Tony Hixon, 48, from Southampton, said: "There's an unusual nerve about this game.
"We don't know too much about the Ukrainians, so we're just wondering what is going to happen.
"Is there going to be trouble kicking off if we knock them out? I don't know, but that is the feeling."
He is not wearing his England shirt because he is travelling alone and wants to "slip into the crowd" after the game for safety, he said.
Warren Panter, 44, from Northampton but now working in Gibraltar, will also be in neutral colours.
"You don't know what element of thugs are around the corner. They could be preparing for this game," he said.

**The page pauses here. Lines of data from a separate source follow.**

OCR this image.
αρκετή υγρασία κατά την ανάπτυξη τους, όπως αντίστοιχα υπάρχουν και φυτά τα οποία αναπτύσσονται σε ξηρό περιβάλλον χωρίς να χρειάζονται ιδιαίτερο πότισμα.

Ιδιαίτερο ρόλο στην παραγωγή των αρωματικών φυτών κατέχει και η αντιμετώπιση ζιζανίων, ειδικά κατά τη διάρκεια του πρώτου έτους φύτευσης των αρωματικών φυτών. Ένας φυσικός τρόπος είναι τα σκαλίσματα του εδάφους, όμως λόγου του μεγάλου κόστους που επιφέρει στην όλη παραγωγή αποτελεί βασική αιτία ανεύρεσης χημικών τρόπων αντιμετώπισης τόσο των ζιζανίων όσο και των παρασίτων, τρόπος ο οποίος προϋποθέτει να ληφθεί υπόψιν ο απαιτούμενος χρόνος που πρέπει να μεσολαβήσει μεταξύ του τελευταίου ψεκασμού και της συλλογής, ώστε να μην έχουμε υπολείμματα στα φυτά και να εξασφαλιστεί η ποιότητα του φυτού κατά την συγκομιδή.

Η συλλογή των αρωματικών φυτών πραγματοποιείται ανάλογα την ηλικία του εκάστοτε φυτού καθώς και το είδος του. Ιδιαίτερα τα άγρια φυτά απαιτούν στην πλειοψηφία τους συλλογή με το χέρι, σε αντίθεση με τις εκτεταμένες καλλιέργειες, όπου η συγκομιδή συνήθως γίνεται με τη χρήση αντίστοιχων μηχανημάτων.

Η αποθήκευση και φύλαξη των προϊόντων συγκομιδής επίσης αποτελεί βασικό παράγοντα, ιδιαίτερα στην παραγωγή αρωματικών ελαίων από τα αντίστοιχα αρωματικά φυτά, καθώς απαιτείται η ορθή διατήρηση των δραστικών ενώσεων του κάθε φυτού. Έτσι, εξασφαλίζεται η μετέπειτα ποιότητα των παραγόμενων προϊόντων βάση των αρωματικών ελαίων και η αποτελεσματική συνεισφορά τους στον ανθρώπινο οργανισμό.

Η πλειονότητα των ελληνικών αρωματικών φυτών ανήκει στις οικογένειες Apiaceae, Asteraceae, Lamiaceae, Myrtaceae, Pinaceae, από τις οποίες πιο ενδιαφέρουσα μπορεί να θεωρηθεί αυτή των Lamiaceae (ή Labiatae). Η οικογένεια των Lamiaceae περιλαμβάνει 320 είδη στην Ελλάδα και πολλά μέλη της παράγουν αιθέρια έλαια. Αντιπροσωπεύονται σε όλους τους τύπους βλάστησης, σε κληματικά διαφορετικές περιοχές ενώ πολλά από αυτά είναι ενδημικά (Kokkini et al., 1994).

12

Dan Stevens, 24, from Wimbledon, south-west London, was also concerned.
"There could be a select few who are looking to hurt the England fans," he said.
Assistant Chief Constable Andy Holt, of the Association of Chief Police Officers which is leading the 18 British officers in Ukraine, said he has prepared for the possibility of the match being an intense affair.
"We always knew that if England end up in the last game of the group stage playing Ukraine and both need something out of the game, it would be a very tense atmosphere," he said.
"This will be the most challenging operation in Ukraine thus far and we'll be working really hard with our Ukrainian colleagues to do all we can to make sure that England supporters are safe and appropriately policed."
Mr Holt raised concern about the number of Russians wearing England shirts at Euro 2012. Russian and Polish fans were involved in violent clashes with riot police before their match in Warsaw last week.
"It poses a challenge because some Russian fans throughout this tournament haven't behaved particularly well," Mr Holt said.
"What I don't want is Russian fans wearing England shirts misbehaving, and then England fans being blamed."
The last time England played in Ukraine was in a World Cup qualifier in 2009.
The match in Dnipropetrovsk was twice delayed because flares were thrown at England players.
Meanwhile the predicted return of Wayne Rooney to the team following suspension received a mixed response from fans.
John Moorehouse, 57, from Devizes, Wiltshire, said: "I'm worried about Rooney coming into the team as it might upset the balance. Sometimes you shouldn't change it when it's working."
But Rob Tuvey, 20, from Wimbledon, said the return of Rooney has left him "buzzing".
He said: "I wouldn't like to be Roy Hodgson choosing who to play up front."